Today is the 27th Anniversary of our 19 year old son's death as the drunk driver. I rarely attend church on this day (in 1994, Father's Day wad on the 19th). I cry. I wasn't his birth mother, I married his widowed father and adopted his two children. David and his younger sister were too young to be left to grieve alone and dad is the child of alcoholics so he pushes emotions down. At the time of his death, David hated my guts and I didn't always like his behavior but I was waiting and praying for him to grow. His sister still acts as if she, at best, tolerates me. Being fed amoung family, especially with bread does marvelous things. But it's just too much every year on this date, the 19th and Father's Day.
My Episcopal church has reverted to a mission so we have Eucharist 2X month, my next "meal" will be the 5th of July.
Thank you all for "being at the airport. 💗
I love the heart of Stuart.
I love this message. I grew up in a church with male voices and closed communion. I am so sad that the church at large is ruled by so much fear. I was taught if a pastor gave communion to a person whose heart wasn’t right that the pastor would be judged and the person might end up worse off. Really??!?!!? How can depriving people of connection and mercy and love ever be wrong?
Are we so faithless that we don’t trust the God who found us to go and find the rest?
I feel sad to think that if Jesus had attended the church of my youth, he would have been denied communion too.

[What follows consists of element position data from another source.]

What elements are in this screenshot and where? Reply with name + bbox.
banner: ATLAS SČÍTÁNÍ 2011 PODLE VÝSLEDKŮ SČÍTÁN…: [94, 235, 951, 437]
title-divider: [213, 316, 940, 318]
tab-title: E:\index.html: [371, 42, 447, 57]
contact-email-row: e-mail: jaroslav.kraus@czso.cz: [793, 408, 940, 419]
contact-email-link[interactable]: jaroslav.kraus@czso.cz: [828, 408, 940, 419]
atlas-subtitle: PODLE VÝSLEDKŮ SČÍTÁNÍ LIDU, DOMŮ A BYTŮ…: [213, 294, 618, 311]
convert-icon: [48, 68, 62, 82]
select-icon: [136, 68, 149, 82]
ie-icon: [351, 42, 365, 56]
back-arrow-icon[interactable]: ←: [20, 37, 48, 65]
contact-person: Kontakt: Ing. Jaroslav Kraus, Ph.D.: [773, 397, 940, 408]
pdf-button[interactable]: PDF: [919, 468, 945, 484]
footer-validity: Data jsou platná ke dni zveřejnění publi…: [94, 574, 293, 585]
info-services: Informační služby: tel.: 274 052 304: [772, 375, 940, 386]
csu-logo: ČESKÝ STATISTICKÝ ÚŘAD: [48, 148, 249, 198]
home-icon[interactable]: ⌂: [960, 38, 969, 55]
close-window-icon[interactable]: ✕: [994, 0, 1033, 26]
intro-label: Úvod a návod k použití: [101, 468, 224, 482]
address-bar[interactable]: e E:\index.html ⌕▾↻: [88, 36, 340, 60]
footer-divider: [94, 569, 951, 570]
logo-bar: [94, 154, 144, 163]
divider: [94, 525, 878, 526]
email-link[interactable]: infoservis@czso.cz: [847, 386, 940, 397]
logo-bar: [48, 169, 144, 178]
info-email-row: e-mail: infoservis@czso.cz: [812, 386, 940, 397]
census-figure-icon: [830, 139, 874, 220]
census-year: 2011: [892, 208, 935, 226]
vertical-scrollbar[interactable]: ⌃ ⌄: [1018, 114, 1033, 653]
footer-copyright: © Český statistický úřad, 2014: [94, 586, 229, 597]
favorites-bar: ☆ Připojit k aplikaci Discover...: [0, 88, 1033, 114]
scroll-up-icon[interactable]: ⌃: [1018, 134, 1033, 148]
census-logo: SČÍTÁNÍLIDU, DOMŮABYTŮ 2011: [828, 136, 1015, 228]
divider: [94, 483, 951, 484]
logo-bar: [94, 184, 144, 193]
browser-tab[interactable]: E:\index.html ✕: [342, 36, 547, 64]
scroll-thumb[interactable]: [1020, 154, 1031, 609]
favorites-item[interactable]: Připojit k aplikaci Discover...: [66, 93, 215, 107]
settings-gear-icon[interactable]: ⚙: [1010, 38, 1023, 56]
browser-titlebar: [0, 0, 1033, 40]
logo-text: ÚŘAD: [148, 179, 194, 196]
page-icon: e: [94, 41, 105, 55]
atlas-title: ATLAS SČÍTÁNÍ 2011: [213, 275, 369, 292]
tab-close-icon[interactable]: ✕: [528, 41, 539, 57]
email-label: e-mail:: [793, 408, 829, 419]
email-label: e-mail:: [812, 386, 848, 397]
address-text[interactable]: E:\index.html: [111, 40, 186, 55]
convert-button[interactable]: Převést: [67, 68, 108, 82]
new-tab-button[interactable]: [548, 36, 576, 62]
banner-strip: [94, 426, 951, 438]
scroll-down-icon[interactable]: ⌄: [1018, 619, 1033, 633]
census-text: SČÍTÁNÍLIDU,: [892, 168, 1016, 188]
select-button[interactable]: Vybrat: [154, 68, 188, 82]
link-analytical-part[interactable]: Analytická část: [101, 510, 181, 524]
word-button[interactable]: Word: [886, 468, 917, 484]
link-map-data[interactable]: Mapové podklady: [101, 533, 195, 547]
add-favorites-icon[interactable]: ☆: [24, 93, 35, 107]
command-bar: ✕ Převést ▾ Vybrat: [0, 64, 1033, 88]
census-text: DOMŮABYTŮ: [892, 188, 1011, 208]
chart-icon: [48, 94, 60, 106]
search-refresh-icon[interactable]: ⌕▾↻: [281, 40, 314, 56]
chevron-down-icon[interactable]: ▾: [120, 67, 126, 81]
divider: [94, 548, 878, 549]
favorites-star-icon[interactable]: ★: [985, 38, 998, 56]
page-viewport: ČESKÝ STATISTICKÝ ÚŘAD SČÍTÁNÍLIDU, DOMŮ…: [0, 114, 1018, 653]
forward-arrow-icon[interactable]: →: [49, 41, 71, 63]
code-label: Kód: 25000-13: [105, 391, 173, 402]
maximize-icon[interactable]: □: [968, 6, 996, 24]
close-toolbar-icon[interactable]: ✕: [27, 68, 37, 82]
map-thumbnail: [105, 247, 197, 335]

Thank you. Being a cradle-Episcopalian, this is something that I hadn't thought of until last six or seven years. As a segue from the morning announcements into Eucharistic invitation, our rector would announce with a vary distinct vocal cadence, "that all baptized Christians, of whatever denomination, are welcome at the table of Our Lord." It began to rub me the wrong way that only baptized Christians (and I agree with what you have said regarding the catechumenal path to communion), when the first people to actually receive the bread and wine weren't even Christians, or at least labeled as such. And I believe I have begun to mature spiritually, I believe that God is available to all - at anytime, in any place ... but then if not at God's table then where? Thank again.